De acuerdo con la votación registrada, únicamente las agrupaciones que superaron el 4% de los sufragios válidamente emitidos a nivel nacional alcanzan el derecho a este financiamiento público. En esta elección, esos partidos son:
- Pueblo Soberano: 1.191.727 votos (48,30%)
- Liberación Nacional: 825.041 votos (33,44%)
- Coalición Agenda Ciudadana: 119.700 votos (4,85%)
- Frente Amplio: 92.826 votos (3,76%)
- Unidad Social Cristiana: 68.732 votos (2,79%)
Aunque el Frente Amplio y la Unidad Social Cristiana no alcanzan el 4% en la votación presidencial, su eventual acceso a la deuda política dependería de la elección de al menos una diputación, conforme a la interpretación vigente del Tribunal Supremo de Elecciones (TSE).
¿Qué exige la Constitución para acceder a la deuda política?
El artículo 96, inciso 2, de la Constitución Política establece que tendrán derecho a la contribución estatal los partidos políticos que:
- Obtengan al menos un 4% de los votos válidos a escala nacional, o
- Estén inscritos a escala provincial y alcancen ese mismo porcentaje en su provincia, o
- Elijan al menos un diputado, aun cuando no superen el 4% de la votación presidencial.
Este criterio fue reforzado por el TSE en la resolución 591-E-2002, en la que se determinó que la elección de una diputación constituye evidencia suficiente del respaldo ciudadano, reconociendo así el esfuerzo organizativo del partido y su representación democrática.
Al respecto, tomando en cuenta los casos del Partido Unidad Social Cristiana y del Frente Amplio, según el último corte del Tribunal Supremo de Elecciones corresponde 1 diputado al primero y 7 diputaciones al segundo.
La mayoría queda fuera del financiamiento
En contraste, 15 partidos nacionales quedaron muy por debajo del umbral requerido, con porcentajes que oscilan entre el 1,78% y el 0,06%, lo que los deja sin posibilidad de acceder a recursos de la deuda política.

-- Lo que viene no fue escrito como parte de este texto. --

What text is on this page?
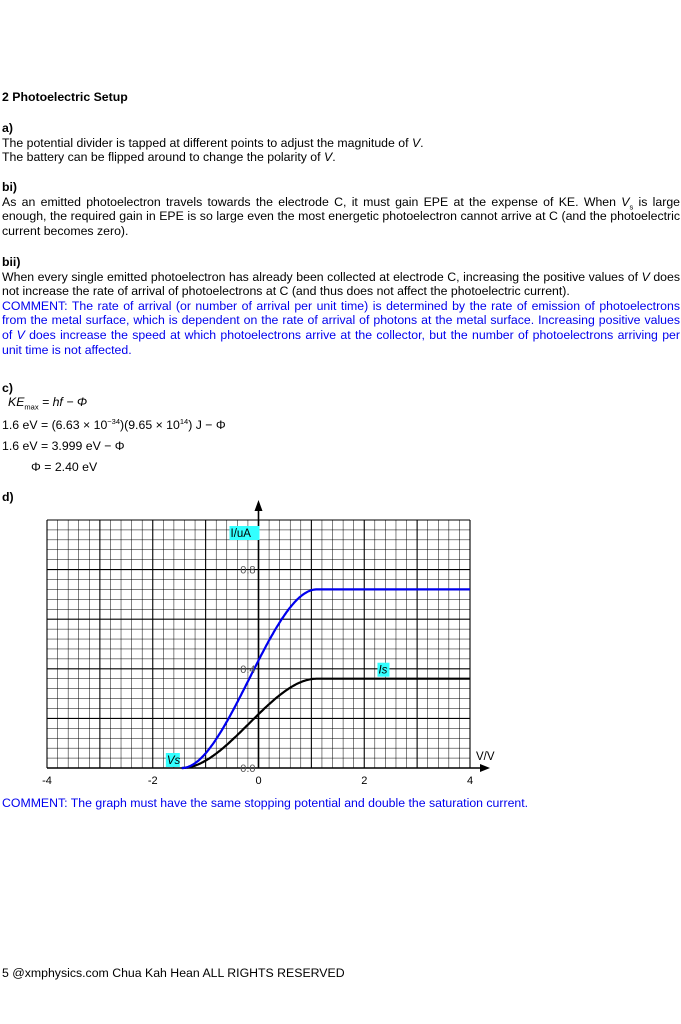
2 Photoelectric Setup

a)

The potential divider is tapped at different points to adjust the magnitude of V.

The battery can be flipped around to change the polarity of V.

bi)

As an emitted photoelectron travels towards the electrode C, it must gain EPE at the expense of KE. When $V_s$ is large enough, the required gain in EPE is so large even the most energetic photoelectron cannot arrive at C (and the photoelectric current becomes zero).

bii)

When every single emitted photoelectron has already been collected at electrode C, increasing the positive values of V does not increase the rate of arrival of photoelectrons at C (and thus does not affect the photoelectric current).

COMMENT: The rate of arrival (or number of arrival per unit time) is determined by the rate of emission of photoelectrons from the metal surface, which is dependent on the rate of arrival of photons at the metal surface. Increasing positive values of V does increase the speed at which photoelectrons arrive at the collector, but the number of photoelectrons arriving per unit time is not affected.

c)
$KE_{max}$ = hf − Φ
1.6 eV = $(6.63 \times 10^{-34})(9.65 \times 10^{14})$ J − Φ
1.6 eV = 3.999 eV − Φ
Φ = 2.40 eV
d)
-4	-2	0	2	4
0.0
0.4
0.8
I/uA
Is
Vs	V/V
COMMENT: The graph must have the same stopping potential and double the saturation current.
5 @xmphysics.com Chua Kah Hean ALL RIGHTS RESERVED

Entre ellos figuran Nueva República, Avanza, Unidos Podemos, Liberal Progresista, Progreso Social Democrático y otras agrupaciones emergentes.
Este escenario vuelve a poner sobre la mesa el debate sobre la fragmentación del sistema de partidos y las dificultades que enfrentan las fuerzas pequeñas para sostenerse financieramente dentro del modelo electoral costarricense.
Pese a su escaso peso electoral individual, estas candidaturas reflejan la diversidad ideológica del país, aunque solo una minoría logra traducir ese respaldo en acceso al financiamiento público previsto por la ley.